Maintenant, que ceux qui la pratiquent agissent par impuissance de commettre l'injustice, c'est ce que nous sentirons particulièrement bien si nous faisons la supposition suivante. Donnons licence au juste et à l'injuste de faire ce qu'ils veulent ; suivons-les et regardons où, l'un et l'autre, les mène le désir. Nous prendrons le juste en flagrant délit de poursuivre le même but que l'injuste, poussé par le besoin de l'emporter sur les autres : c'est ce que recherche toute nature comme un bien, mais que, par loi et par force, on ramène au respect de l'égalité. La licence dont je parle serait surtout significative s'ils recevaient le pouvoir qu'eut jadis, dit-on, l'ancêtre de Gygès le Lydien.

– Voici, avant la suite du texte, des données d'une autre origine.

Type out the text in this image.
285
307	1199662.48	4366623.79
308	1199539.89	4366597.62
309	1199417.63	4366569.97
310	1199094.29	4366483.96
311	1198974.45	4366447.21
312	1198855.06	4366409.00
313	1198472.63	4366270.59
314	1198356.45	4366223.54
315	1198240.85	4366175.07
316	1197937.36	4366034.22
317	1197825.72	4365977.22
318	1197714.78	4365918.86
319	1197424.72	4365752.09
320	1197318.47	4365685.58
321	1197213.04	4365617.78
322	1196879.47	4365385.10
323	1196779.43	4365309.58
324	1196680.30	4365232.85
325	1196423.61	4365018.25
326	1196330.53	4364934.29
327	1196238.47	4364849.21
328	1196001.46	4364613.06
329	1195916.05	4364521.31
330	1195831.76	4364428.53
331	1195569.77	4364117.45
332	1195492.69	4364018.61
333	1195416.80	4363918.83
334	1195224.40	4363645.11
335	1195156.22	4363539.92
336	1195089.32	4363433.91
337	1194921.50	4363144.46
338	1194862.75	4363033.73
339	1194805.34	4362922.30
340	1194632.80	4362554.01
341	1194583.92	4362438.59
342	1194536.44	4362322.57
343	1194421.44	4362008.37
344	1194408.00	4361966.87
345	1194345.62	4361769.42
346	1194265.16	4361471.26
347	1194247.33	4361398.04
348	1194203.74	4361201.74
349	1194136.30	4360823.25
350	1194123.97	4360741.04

Cet homme était berger au service du roi qui gouvernait alors la Lydie. Un jour, au cours d'un violent orage accompagné d'un séisme, le sol se fendit et il se forma une ouverture béante près de l'endroit où il faisait paître son troupeau. Plein d'étonnement, il y descendit, et, entre autres merveilles que la fable énumère, il vit un cheval d'airain creux, percé de petites portes ; s'étant penché vers l'intérieur, il y aperçut un cadavre de taille plus grande, semblait-il, que celle d'un homme, et qui avait à la main un anneau d'or, dont il s'empara ; puis il partit sans prendre autre chose.

Or, à l'assemblée habituelle des bergers qui se tenait chaque mois pour informer le roi de l'état de ses troupeaux, il se rendit portant au doigt cet anneau. Ayant pris place au milieu des autres, il tourna par hasard le chaton de la bague vers l'intérieur de sa main ; aussitôt il devint invisible à ses voisins qui parlèrent de lui comme s'il était parti. Etonné, il mania de nouveau la bague en tâtonnant, tourna le chaton en dehors et, ce faisant, redevint visible. S'étant rendu compte de cela, il répéta l'expérience pour voir si l'anneau avait bien ce pouvoir ; le même prodige se reproduisit : en tournant le chaton en dedans il devenait invisible, en dehors visible.

Dès qu'il fut sûr de son fait, il fit en sorte d'être au nombre des messagers qui se rendaient auprès du roi. Arrivé au palais, il séduisit la reine, complota avec elle la mort du roi, le tua, et obtint ainsi le pouvoir. Si donc il existait deux anneaux de cette sorte, et que le juste reçût l'un, l'injuste l'autre, aucun, pense-t-on, ne serait de nature assez adamantine pour persévérer dans la justice et pour avoir le courage de ne pas toucher au bien d'autrui, alors qu'il pourrait prendre sans crainte ce qu'il voudrait sur l'agora, s'introduire dans les maisons pour s'unir à qui lui plairait, tuer les uns, briser les fers des autres et faire tout à son gré, devenu l'égal d'un dieu parmi les hommes.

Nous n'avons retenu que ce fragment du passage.